Sometimes future retirees neglect to do a realistic self-examination – you need to ask yourself the following questions:
- What will my interests and hobbies really be?
- What will my energy level be to accomplish certain tasks?
- What will motivate me daily?
- Will it be realistic to live in the countryside? Will the downtown condo still meet my needs when I no longer have to endure rush hour?
Be realistic and honest about your expectations and your personality. When it comes to retirement, not everyone faces the same challenges and opportunities.
2. Plan For Unforeseen Events
Regardless of the age at which you want to retire, it is important to understand the financial consequences of losing employment income and to plan for unforeseen events that may arise in the meantime. Health status and family constraints are important factors to consider when determining the ideal time for retirement.
3. Calculate the Income Needed after Retirement
Experts generally agree that a retiree needs 70% of the average gross annual income of their last three years of full-time work to be able to maintain their standard of living1. However, a decrease in certain expenses or an increase in health care costs can cause this percentage to vary.
4. Identify all Possible Sources of Income
Several sources of income can finance retirement, either through government benefit programs or through personal savings. It can be helpful to hire a financial planner and adviser to fully understand all the options available.
Of course, the evolution of the markets and the economic context can modify the amounts that one will need during the retirement period. This is why it is important to make the most of your personal savings during working life.
5. Compare Predictable Income and Estimated Needs
To properly determine the amounts that you will need to withdraw at the time of retirement, the best solution is to compare the foreseeable income and the estimated needs. This is where inflation comes in: for example, if a saver’s lifestyle is currently costing them $ 20,000 per year, it will cost them $ 31,159 to maintain their purchasing power in 15 years. (Based on inflation at 3% per year). Hence the importance of choosing investments whose return exceeds inflation.
6. Choose an Investment Style
Once you have established your retirement expenses (taking into account specific travel plans, hobbies, or other activities), you can get a pretty good idea of the return you will need in the remaining time.
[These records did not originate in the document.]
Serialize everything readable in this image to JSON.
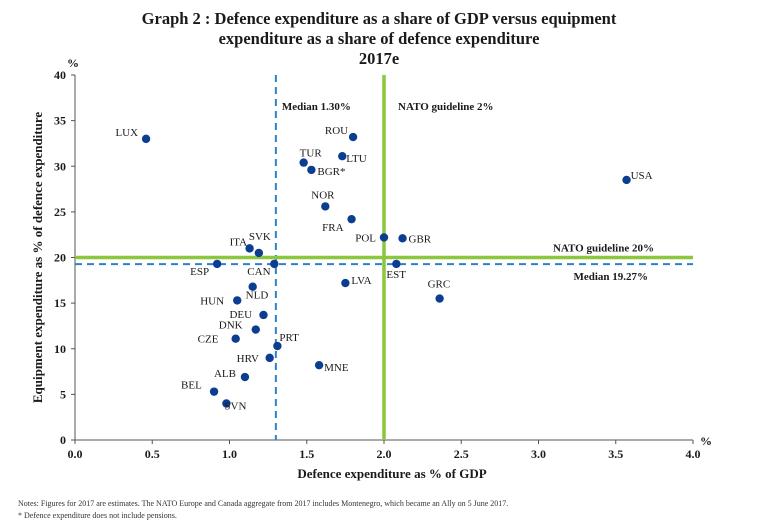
{
  "title_lines": [
    "Graph 2 : Defence expenditure as a share of GDP versus equipment",
    "expenditure as a share of defence expenditure",
    "2017e"
  ],
  "notes": [
    "Notes: Figures for 2017 are estimates. The NATO Europe and Canada aggregate from 2017 includes Montenegro, which became an Ally on 5 June 2017.",
    "*   Defence expenditure does not include pensions."
  ],
  "chart_data": {
    "type": "scatter",
    "xlabel": "Defence expenditure as % of GDP",
    "ylabel": "Equipment expenditure as % of defence expenditure",
    "x_unit": "%",
    "y_unit": "%",
    "xlim": [
      0,
      4
    ],
    "ylim": [
      0,
      40
    ],
    "x_ticks": [
      "0.0",
      "0.5",
      "1.0",
      "1.5",
      "2.0",
      "2.5",
      "3.0",
      "3.5",
      "4.0"
    ],
    "y_ticks": [
      "0",
      "5",
      "10",
      "15",
      "20",
      "25",
      "30",
      "35",
      "40"
    ],
    "grid": false,
    "point_color": "#0b3d91",
    "points": [
      {
        "label": "LUX",
        "x": 0.46,
        "y": 33.0
      },
      {
        "label": "ROU",
        "x": 1.8,
        "y": 33.2
      },
      {
        "label": "TUR",
        "x": 1.48,
        "y": 30.4
      },
      {
        "label": "LTU",
        "x": 1.73,
        "y": 31.1
      },
      {
        "label": "BGR*",
        "x": 1.53,
        "y": 29.6
      },
      {
        "label": "USA",
        "x": 3.57,
        "y": 28.5
      },
      {
        "label": "NOR",
        "x": 1.62,
        "y": 25.6
      },
      {
        "label": "FRA",
        "x": 1.79,
        "y": 24.2
      },
      {
        "label": "POL",
        "x": 2.0,
        "y": 22.2
      },
      {
        "label": "GBR",
        "x": 2.12,
        "y": 22.1
      },
      {
        "label": "ITA",
        "x": 1.13,
        "y": 21.0
      },
      {
        "label": "SVK",
        "x": 1.19,
        "y": 20.5
      },
      {
        "label": "ESP",
        "x": 0.92,
        "y": 19.3
      },
      {
        "label": "CAN",
        "x": 1.29,
        "y": 19.3
      },
      {
        "label": "EST",
        "x": 2.08,
        "y": 19.3
      },
      {
        "label": "LVA",
        "x": 1.75,
        "y": 17.2
      },
      {
        "label": "GRC",
        "x": 2.36,
        "y": 15.5
      },
      {
        "label": "HUN",
        "x": 1.05,
        "y": 15.3
      },
      {
        "label": "NLD",
        "x": 1.15,
        "y": 16.8
      },
      {
        "label": "DEU",
        "x": 1.22,
        "y": 13.7
      },
      {
        "label": "DNK",
        "x": 1.17,
        "y": 12.1
      },
      {
        "label": "CZE",
        "x": 1.04,
        "y": 11.1
      },
      {
        "label": "PRT",
        "x": 1.31,
        "y": 10.3
      },
      {
        "label": "HRV",
        "x": 1.26,
        "y": 9.0
      },
      {
        "label": "MNE",
        "x": 1.58,
        "y": 8.2
      },
      {
        "label": "ALB",
        "x": 1.1,
        "y": 6.9
      },
      {
        "label": "BEL",
        "x": 0.9,
        "y": 5.3
      },
      {
        "label": "SVN",
        "x": 0.98,
        "y": 4.0
      }
    ],
    "reference_lines": [
      {
        "label": "Median 1.30%",
        "axis": "x",
        "value": 1.3,
        "style": "dashed",
        "color": "#2f80c8"
      },
      {
        "label": "NATO guideline 2%",
        "axis": "x",
        "value": 2.0,
        "style": "solid",
        "color": "#8cc63f"
      },
      {
        "label": "NATO guideline 20%",
        "axis": "y",
        "value": 20.0,
        "style": "solid",
        "color": "#8cc63f"
      },
      {
        "label": "Median 19.27%",
        "axis": "y",
        "value": 19.27,
        "style": "dashed",
        "color": "#2f80c8"
      }
    ]
  }
}
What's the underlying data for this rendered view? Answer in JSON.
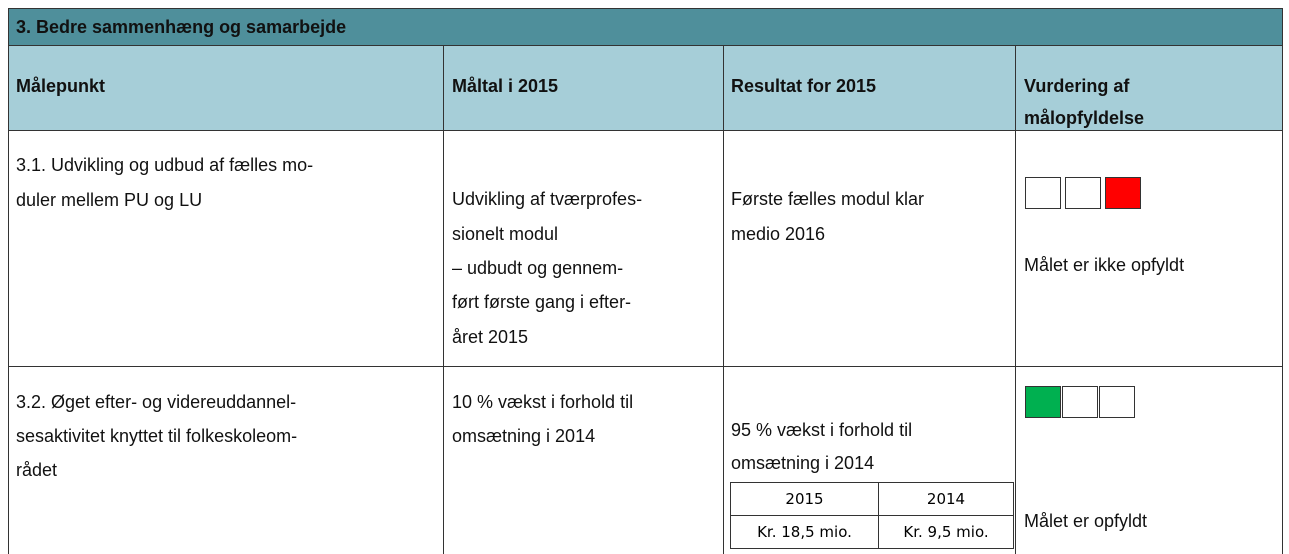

It will then be easier to choose among the many possible investment methods. Autonomous management of investments can make sense at this time, as it offers a lot of flexibility and control over the evolution of the portfolio over time, depending on individual risk tolerance.
Remember, retirement may seem like a long way off, but it may last more than 20 years… You’ll be happy to have prepared yourself to make the most of it without financial worries.